Hamburger Schüler und Lehrer rufen eine Petition ins Leben: Mühe trägt Früchte

Erst am Mittwoch streiften rund 200 Schülerinnen und Schüler durch die Innenstadt, sie gingen über die Reeperbahn, den Jungfernstieg und durch Altona. Mithilfe von Flyern wollen sie die Menschen aufrütteln und auf diesen Fall aufmerksam machen. So viele Menschen wie möglich sollen an der Petition teilnehmen.

Die Petition wurde auf der Plattform Innn.it eingerichtet. Auch die Gewerkschaft für Erziehung und Wissenschaft (GEW) wirbt inzwischen für die Aktion.

Schüler aus Wilhelmsburg engagieren sich, um ihrem Klassenkameraden zu helfen

Lehrerin Basboga erklärt, dass sich auch ganz viele Schüler für Joel engagieren, die ihn überhaupt nicht kennen. Es gehe ihnen darum, zu helfen. Und der Kampf, die ganze Mühe, scheint Früchte zu tragen. Es keimt Hoffnung auf.

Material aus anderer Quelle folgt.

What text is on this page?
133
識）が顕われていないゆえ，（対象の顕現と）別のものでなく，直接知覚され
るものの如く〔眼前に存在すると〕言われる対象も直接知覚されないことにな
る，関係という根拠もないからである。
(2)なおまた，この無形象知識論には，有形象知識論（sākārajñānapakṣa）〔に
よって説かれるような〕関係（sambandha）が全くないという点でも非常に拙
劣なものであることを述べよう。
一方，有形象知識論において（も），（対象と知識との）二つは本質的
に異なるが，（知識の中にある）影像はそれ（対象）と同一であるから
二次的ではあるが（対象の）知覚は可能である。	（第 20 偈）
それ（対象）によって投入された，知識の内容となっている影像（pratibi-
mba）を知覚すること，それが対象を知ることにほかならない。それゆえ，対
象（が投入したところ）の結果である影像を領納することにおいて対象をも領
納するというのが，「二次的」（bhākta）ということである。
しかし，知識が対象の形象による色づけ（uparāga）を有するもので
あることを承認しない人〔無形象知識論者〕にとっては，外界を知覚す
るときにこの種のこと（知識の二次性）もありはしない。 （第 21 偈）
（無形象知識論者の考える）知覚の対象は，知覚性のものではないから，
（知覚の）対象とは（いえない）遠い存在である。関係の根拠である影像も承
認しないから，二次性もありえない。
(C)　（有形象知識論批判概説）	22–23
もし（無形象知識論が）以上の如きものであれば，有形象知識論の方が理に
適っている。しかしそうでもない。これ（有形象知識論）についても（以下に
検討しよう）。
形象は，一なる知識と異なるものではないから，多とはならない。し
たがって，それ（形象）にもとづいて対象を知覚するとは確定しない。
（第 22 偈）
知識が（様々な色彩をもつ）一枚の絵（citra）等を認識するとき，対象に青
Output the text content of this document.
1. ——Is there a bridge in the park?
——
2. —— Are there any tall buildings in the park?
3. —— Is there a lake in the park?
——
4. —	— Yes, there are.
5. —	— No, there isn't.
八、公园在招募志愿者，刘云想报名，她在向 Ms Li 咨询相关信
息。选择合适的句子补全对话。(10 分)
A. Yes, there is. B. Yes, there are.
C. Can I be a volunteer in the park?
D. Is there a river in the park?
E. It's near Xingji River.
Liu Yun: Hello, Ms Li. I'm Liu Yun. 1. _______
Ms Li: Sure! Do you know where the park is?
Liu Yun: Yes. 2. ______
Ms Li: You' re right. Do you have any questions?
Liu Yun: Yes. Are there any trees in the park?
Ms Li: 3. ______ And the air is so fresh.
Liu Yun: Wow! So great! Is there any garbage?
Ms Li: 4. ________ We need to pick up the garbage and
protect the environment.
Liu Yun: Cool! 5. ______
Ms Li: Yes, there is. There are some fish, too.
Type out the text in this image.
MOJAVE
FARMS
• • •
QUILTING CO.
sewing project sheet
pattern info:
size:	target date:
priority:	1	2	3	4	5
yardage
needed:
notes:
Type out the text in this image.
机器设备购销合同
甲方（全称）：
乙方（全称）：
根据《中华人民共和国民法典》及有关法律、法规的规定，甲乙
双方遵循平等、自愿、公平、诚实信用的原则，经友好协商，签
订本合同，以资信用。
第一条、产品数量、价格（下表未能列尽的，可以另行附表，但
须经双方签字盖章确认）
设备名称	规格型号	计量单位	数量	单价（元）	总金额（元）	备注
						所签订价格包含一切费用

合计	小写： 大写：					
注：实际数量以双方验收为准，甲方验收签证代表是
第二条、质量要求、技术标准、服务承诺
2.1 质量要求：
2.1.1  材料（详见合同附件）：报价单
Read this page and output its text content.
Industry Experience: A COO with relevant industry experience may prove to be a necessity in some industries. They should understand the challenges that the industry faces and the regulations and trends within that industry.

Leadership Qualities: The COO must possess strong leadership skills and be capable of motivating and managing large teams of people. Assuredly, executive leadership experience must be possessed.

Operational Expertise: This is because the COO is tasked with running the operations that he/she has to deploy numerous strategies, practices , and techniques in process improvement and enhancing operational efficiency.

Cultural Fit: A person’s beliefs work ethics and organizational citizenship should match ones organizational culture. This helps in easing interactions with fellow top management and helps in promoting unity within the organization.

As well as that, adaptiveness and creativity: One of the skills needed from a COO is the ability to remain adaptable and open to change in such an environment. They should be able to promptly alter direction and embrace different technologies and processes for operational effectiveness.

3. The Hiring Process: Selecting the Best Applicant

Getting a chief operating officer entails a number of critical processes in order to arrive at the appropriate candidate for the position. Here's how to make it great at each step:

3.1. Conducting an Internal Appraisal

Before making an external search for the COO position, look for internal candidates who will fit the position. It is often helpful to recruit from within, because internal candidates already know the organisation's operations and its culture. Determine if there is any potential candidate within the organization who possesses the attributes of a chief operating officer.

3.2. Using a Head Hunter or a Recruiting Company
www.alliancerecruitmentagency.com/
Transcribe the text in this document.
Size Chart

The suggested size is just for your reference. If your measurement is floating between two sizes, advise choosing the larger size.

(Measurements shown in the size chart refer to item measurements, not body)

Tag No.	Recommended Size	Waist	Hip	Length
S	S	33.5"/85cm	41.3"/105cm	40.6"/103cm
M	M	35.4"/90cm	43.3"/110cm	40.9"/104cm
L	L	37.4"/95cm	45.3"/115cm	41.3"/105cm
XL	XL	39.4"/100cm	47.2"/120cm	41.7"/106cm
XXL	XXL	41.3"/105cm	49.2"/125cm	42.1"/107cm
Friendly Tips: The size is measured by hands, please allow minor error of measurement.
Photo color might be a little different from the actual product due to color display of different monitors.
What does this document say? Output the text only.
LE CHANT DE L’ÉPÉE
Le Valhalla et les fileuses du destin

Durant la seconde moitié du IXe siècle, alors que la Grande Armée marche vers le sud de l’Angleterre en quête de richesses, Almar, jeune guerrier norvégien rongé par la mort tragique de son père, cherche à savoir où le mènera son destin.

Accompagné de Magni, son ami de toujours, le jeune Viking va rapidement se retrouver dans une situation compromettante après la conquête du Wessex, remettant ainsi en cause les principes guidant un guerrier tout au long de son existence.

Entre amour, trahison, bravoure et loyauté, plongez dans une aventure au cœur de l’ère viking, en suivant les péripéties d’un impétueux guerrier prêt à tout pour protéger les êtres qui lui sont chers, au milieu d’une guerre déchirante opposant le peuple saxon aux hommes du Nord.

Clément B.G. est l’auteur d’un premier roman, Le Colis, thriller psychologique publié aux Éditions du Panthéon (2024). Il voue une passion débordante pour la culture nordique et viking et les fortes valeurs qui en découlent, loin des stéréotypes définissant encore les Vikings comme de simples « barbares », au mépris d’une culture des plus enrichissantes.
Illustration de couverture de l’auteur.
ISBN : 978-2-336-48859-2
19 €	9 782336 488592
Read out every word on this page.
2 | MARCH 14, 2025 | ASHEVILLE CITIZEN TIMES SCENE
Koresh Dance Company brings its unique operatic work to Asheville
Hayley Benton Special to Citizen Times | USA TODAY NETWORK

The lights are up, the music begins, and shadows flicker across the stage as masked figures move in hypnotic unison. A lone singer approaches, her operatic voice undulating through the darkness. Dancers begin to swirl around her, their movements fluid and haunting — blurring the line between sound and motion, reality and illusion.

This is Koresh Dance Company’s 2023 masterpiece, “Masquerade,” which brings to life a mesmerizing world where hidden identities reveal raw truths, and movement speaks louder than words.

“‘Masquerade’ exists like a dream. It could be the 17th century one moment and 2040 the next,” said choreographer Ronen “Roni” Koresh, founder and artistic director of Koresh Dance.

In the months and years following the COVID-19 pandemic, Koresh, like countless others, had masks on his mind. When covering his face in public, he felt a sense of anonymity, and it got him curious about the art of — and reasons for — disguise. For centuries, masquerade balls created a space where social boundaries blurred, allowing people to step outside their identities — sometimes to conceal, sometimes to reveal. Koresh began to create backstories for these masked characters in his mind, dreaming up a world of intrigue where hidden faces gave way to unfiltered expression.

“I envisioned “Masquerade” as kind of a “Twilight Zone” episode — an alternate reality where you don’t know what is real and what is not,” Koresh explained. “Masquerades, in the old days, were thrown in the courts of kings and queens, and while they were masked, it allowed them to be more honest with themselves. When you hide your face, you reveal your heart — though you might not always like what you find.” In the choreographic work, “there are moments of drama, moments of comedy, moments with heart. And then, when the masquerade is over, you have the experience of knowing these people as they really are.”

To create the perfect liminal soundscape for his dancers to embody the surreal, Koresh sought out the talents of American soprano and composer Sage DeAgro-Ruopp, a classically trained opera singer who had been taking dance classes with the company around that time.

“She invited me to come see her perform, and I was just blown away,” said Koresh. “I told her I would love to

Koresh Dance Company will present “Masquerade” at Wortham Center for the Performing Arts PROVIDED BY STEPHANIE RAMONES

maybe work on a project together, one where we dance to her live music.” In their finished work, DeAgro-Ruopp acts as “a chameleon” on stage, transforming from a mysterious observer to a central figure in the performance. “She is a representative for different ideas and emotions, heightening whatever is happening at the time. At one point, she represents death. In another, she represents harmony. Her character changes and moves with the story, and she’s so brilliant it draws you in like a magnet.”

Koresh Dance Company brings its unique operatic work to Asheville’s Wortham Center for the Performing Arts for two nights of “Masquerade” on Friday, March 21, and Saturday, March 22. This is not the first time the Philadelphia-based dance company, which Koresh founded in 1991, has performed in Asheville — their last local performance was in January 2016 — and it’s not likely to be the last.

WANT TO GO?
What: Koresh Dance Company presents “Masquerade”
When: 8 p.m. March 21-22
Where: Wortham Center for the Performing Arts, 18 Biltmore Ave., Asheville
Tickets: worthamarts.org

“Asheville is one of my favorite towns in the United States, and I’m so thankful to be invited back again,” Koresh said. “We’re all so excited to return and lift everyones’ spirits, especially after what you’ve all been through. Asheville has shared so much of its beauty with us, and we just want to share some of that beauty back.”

Nicht nur, dass bislang mehr als 23.400 Menschen (Stand 3. Juli, 15 Uhr) ihren Namen auf die Petition gesetzt haben. Viele der Angesprochenen in Hamburgs Fußgängerzonen hätten das schon von der Aktion mitbekommen, erzählten die Schüler ihrer Lehrerin. Und je mehr Aufmerksamkeit der Fall erlangt, desto mehr Wirkung entfalten die Aktionen, die Joels Abschiebung verhindern sollen.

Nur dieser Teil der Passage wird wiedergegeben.